I hold my hand up to this.

As members are on during the day and without many new posts, I was posting this thread was to suggest to members that were on, that using focal lengths other than the most obvious would have an impact on the final image. Almost I soon came on I was under pressure from the ' management ' as a trip to the shops had been scheduled and I was holding things up...... priorities, priorities.

So if I can, with a drink in hand, ammend the topic to lens effects on perspective which was the primary thought.

Its Robs ' Gable Roofs ' that brought this to mind.
I had a lot of explaining to do to the ' Boys in Blue ' at Windsor when I was setting up to take the castle with 400mm + 2x. As the castle is set up on high ground and across the main road is also high ground level with the castle, this is where I was. I wanted to use the perspective compression of 800mm to make the road to the castle appear considerably steeper than it is. I had to prove to the boys in blue that the camera was a camera and the lens a lens etc, etc. This was years ago - would not try it today.

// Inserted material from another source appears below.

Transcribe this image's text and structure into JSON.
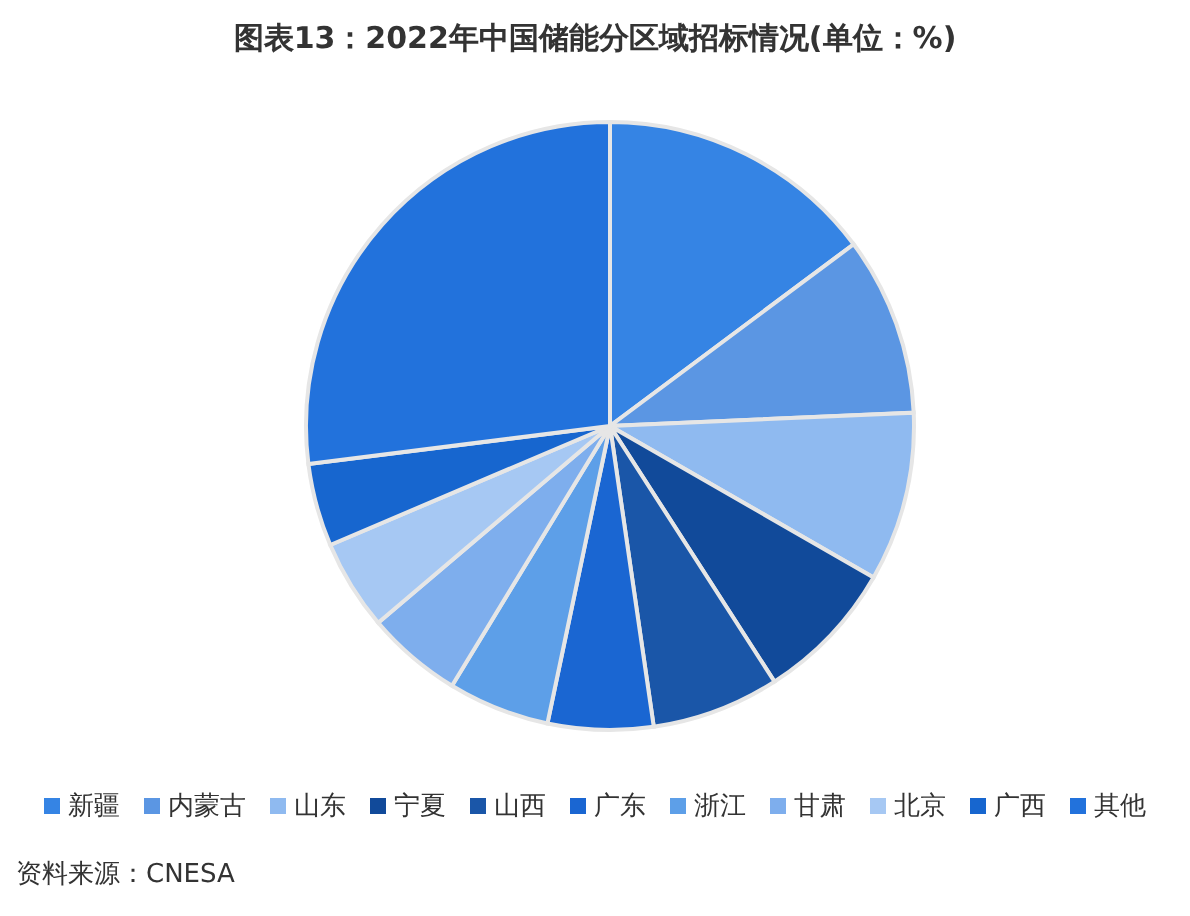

Saphire's ' Frozen Lake ' or Steve Randles ' Buttermere View ' both use the huge depth of field that a wide angle gives. This is really where the DOF bit came in. Take Steves, picture selective focusing and use of dof gets everything sharp.
Snappy's ' Bright Eyes ' using a 500mm lens at f5.6 has just blown the background away ( selective use of aperture ).

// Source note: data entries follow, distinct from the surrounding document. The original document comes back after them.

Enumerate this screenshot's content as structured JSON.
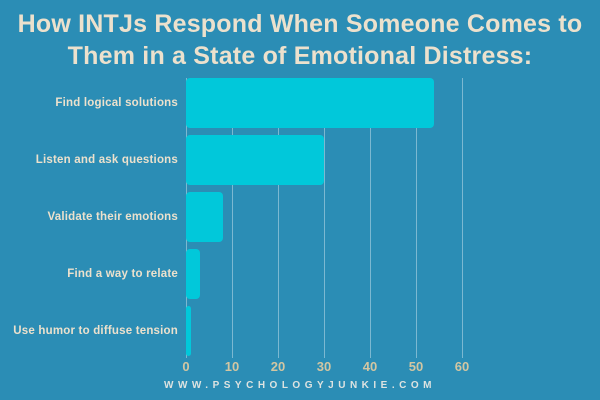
{
  "poster": {
    "title": "How INTJs Respond When Someone Comes to\nThem in a State of Emotional Distress:",
    "footer": "WWW.PSYCHOLOGYJUNKIE.COM"
  },
  "chart_data": {
    "type": "bar",
    "orientation": "horizontal",
    "title": "How INTJs Respond When Someone Comes to Them in a State of Emotional Distress:",
    "categories": [
      "Find logical solutions",
      "Listen and ask questions",
      "Validate their emotions",
      "Find a way to relate",
      "Use humor to diffuse tension"
    ],
    "values": [
      54,
      30,
      8,
      3,
      1
    ],
    "x_ticks": [
      0,
      10,
      20,
      30,
      40,
      50,
      60
    ],
    "xlim": [
      0,
      60
    ],
    "xlabel": "",
    "ylabel": "",
    "grid": true,
    "legend": false
  },
  "colors": {
    "background": "#2b8db5",
    "bar": "#01c8da",
    "title_text": "#ece1cd",
    "category_label_text": "#ece1cd",
    "tick_label_text": "#d2c6a2",
    "footer_text": "#dde3e1",
    "gridline": "#6db2cc"
  }
}
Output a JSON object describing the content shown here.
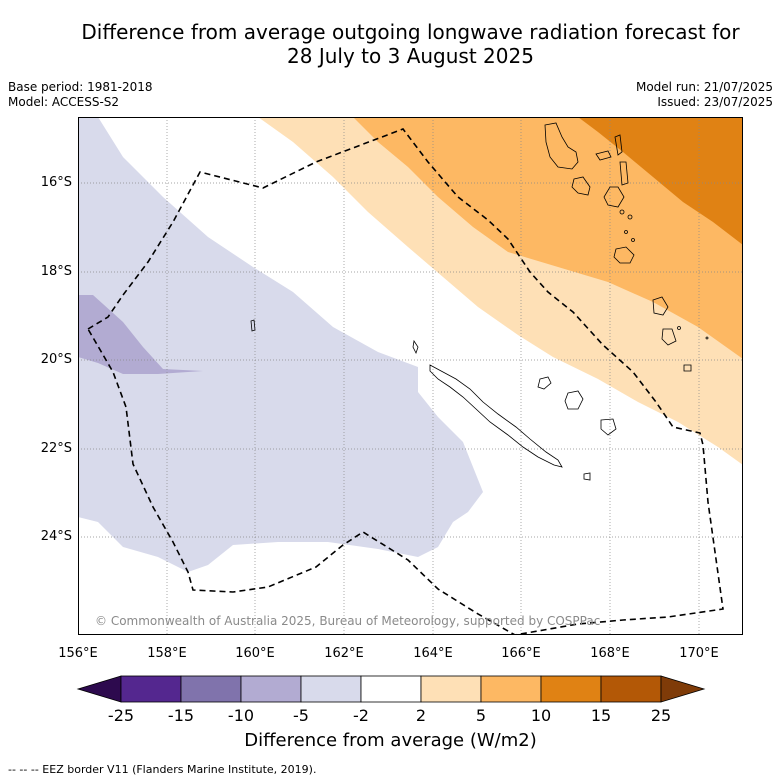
{
  "title_line1": "Difference from average outgoing longwave radiation forecast for",
  "title_line2": "28 July to 3 August 2025",
  "base_period": "Base period: 1981-2018",
  "model": "Model: ACCESS-S2",
  "model_run": "Model run: 21/07/2025",
  "issued": "Issued: 23/07/2025",
  "copyright": "© Commonwealth of Australia 2025, Bureau of Meteorology, supported by COSPPac",
  "lat_labels": [
    "16°S",
    "18°S",
    "20°S",
    "22°S",
    "24°S"
  ],
  "lon_labels": [
    "156°E",
    "158°E",
    "160°E",
    "162°E",
    "164°E",
    "166°E",
    "168°E",
    "170°E"
  ],
  "colorbar": {
    "ticks": [
      "-25",
      "-15",
      "-10",
      "-5",
      "-2",
      "2",
      "5",
      "10",
      "15",
      "25"
    ],
    "colors": [
      "#2d0a4e",
      "#54278f",
      "#8073ac",
      "#b2abd2",
      "#d8daeb",
      "#ffffff",
      "#fee0b6",
      "#fdb863",
      "#e08214",
      "#b35806",
      "#7f3b08"
    ],
    "title": "Difference from average (W/m2)"
  },
  "footer": "--  --  -- EEZ border V11 (Flanders Marine Institute, 2019)."
}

I have to admit to being a bit confused by some of the conversion factors shown in the exifs. Steves reads Camera - Canon EOS DIGITAL REBEL - Lens 25.0mm (35mm equivalent: 174mm). I have difficulty seeing this as an aperture of f10 at 174mm.

I have never considered dof from the image size on film before. If I wanted more dof I would use a slower film wider lens and enlarge that part of the frame. I have used bellows on a 300mm just to blast the background before now. That is what I was referring to.

Forgiven? ............

Don

PS greypoints ' Riverside flowers ' is another example of using a long lens small aperture to blow a background. Although this could have been taken with a shorter lens the effect on out of focus area would not be the same. If you return to the tutorial and look at the tower in the background it has a far softer blurr at 400 than the 200 and through to 50mm. It is a good example if you ignore the blurr, of telephoto perspective compression effect. Compare the tower to subject through all focal lengths imagining they were both in focus.

PPS I must be nuts being here at this time of night. Trying to catch up on the Gallery.

Last edited by Don Hoey; 23-12-05 at 04:31.